How does Excel's Insert Data From Picture feature work on mobile?
The Microsoft Excel mobile app allows users to upload data through a photo. IT professionals should learn how this process works so they can test its efficacy and train users.
Microsoft recently introduced a new feature to the Excel mobile application that is a true game changer for data entry. But IT professionals should test this feature before their organization incorporates it into existing workflows.
This feature is called Insert Data From Picture, and it's available in the latest versions of the Excel apps for iPhone, Android tablets and Android smartphones.
The Insert Data From Picture feature allows users to take a photo of a hard-copy data table and import it into the Excel format so users can edit it. This means users don't need to manually enter a hard copy of a data table into Excel, which can be a slow and laborious process.
This is one of Microsoft's AI features for Office, and it is easy to use.
How does the Insert Data From Picture feature work?
Organizations that incorporate this feature into an existing workflow must first understand how this data-upload process works. In some situations, IT professionals will have to train users on how to use the Insert Data From Picture feature.
With the following steps, any user or IT professional can perform this new Excel data entry technique.

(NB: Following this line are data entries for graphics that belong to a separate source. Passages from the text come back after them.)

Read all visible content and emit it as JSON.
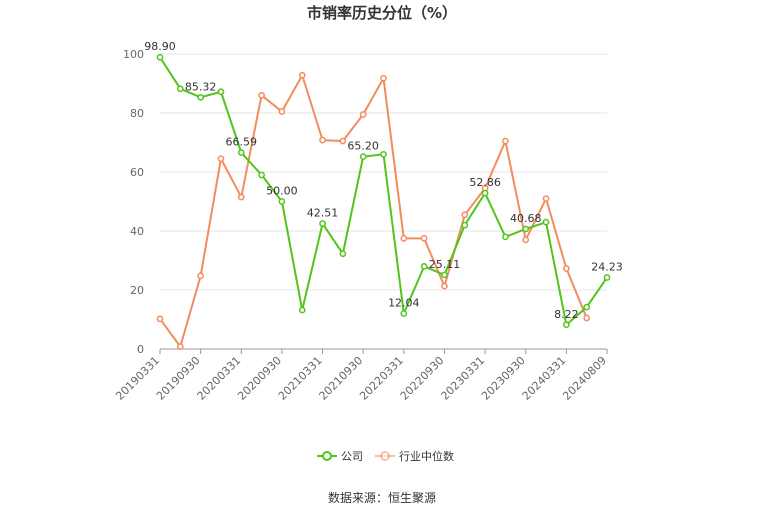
{
  "chart_data": {
    "type": "line",
    "title": "市销率历史分位（%）",
    "x_ticks": [
      "20190331",
      "20190930",
      "20200331",
      "20200930",
      "20210331",
      "20210930",
      "20220331",
      "20220930",
      "20230331",
      "20230930",
      "20240331",
      "20240809"
    ],
    "y_ticks": [
      "0",
      "20",
      "40",
      "60",
      "80",
      "100"
    ],
    "ylim": [
      0,
      100
    ],
    "grid": true,
    "legend_position": "bottom",
    "source": "数据来源：恒生聚源",
    "series": [
      {
        "name": "公司",
        "color": "#52c41a",
        "values": [
          98.9,
          88.2,
          85.32,
          87.2,
          66.59,
          59.0,
          50.0,
          13.2,
          42.51,
          32.3,
          65.2,
          66.0,
          12.04,
          28.0,
          25.11,
          42.0,
          52.86,
          38.0,
          40.68,
          43.0,
          8.22,
          14.2,
          24.23
        ],
        "labels": {
          "0": "98.90",
          "2": "85.32",
          "4": "66.59",
          "6": "50.00",
          "8": "42.51",
          "10": "65.20",
          "12": "12.04",
          "14": "25.11",
          "16": "52.86",
          "18": "40.68",
          "20": "8.22",
          "22": "24.23"
        }
      },
      {
        "name": "行业中位数",
        "color": "#f28c5e",
        "values": [
          10.2,
          0.8,
          24.8,
          64.5,
          51.5,
          86.0,
          80.5,
          92.8,
          70.8,
          70.5,
          79.5,
          91.8,
          37.5,
          37.5,
          21.3,
          45.5,
          54.5,
          70.5,
          37.0,
          51.0,
          27.3,
          10.5,
          null
        ]
      }
    ]
  }
}
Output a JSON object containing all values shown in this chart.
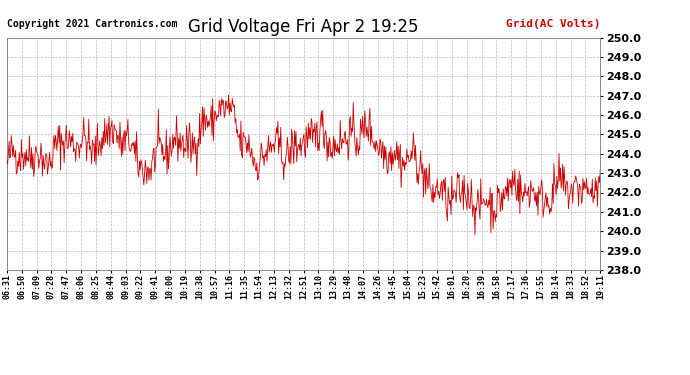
{
  "title": "Grid Voltage Fri Apr 2 19:25",
  "copyright": "Copyright 2021 Cartronics.com",
  "legend_label": "Grid(AC Volts)",
  "ylim": [
    238.0,
    250.0
  ],
  "ytick_min": 238.0,
  "ytick_max": 250.0,
  "ytick_step": 1.0,
  "line_color": "#cc0000",
  "background_color": "#ffffff",
  "grid_color": "#aaaaaa",
  "x_labels": [
    "06:31",
    "06:50",
    "07:09",
    "07:28",
    "07:47",
    "08:06",
    "08:25",
    "08:44",
    "09:03",
    "09:22",
    "09:41",
    "10:00",
    "10:19",
    "10:38",
    "10:57",
    "11:16",
    "11:35",
    "11:54",
    "12:13",
    "12:32",
    "12:51",
    "13:10",
    "13:29",
    "13:48",
    "14:07",
    "14:26",
    "14:45",
    "15:04",
    "15:23",
    "15:42",
    "16:01",
    "16:20",
    "16:39",
    "16:58",
    "17:17",
    "17:36",
    "17:55",
    "18:14",
    "18:33",
    "18:52",
    "19:11"
  ],
  "seed": 42,
  "n_points": 820,
  "title_fontsize": 12,
  "copyright_fontsize": 7,
  "legend_fontsize": 8,
  "ytick_fontsize": 8,
  "xtick_fontsize": 6
}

Step 1: Download and install the mobile Excel app to the desired iPhone, Android smartphone or Android tablet from Apple's App Store or Google Play.
Step 2: Open Excel and choose New File.
Step 3: Display the toolbar at the bottom of the screen by clicking the icon in the lower left of the screen.
Step 4: Open the Insert Table From Picture feature by clicking on the camera icon at the bottom of the screen, as shown in Figure 1.
Step 5: Click Turn On when prompted about Microsoft Intelligent Services. Each user only needs to do this once. The user must also permit Excel to use the device's camera.
Step 6: Excel will open the Camera app, so the user can take a photo of the table. The user should align it as squarely as possible with the table.
Step 7: Crop the table so it is square with the sides of the photo, and then press Done. This will take a minute to process. Then, click the Insert button.
Step 8: Click the Review Changes button and correct any errors the Excel app made. These will mainly be inputs that Excel didn't understand. Users can also opt to skip this step and clean it up later in the full view of Excel. In this case, select Open Anyway.
Step 9: The data will appear in a workbook format.
Potential issues and shortcomings
The data may not always input correctly. It's unclear what causes this, but in some cases, the user can simply repeat the process with a new photo and ensure it was cropped properly.
In a test scenario with a table of location data (Figures 1 through 3), the second attempt fixed the issue.
Organizations probably shouldn't rely on the Excel mobile app to view and edit large amounts of data. Users can send the Excel document via email using the icon at the top of the screen, as shown in Figure 1, and open it on a desktop version of Excel. The view of the workbook in Excel on the desktop will be easier to work with.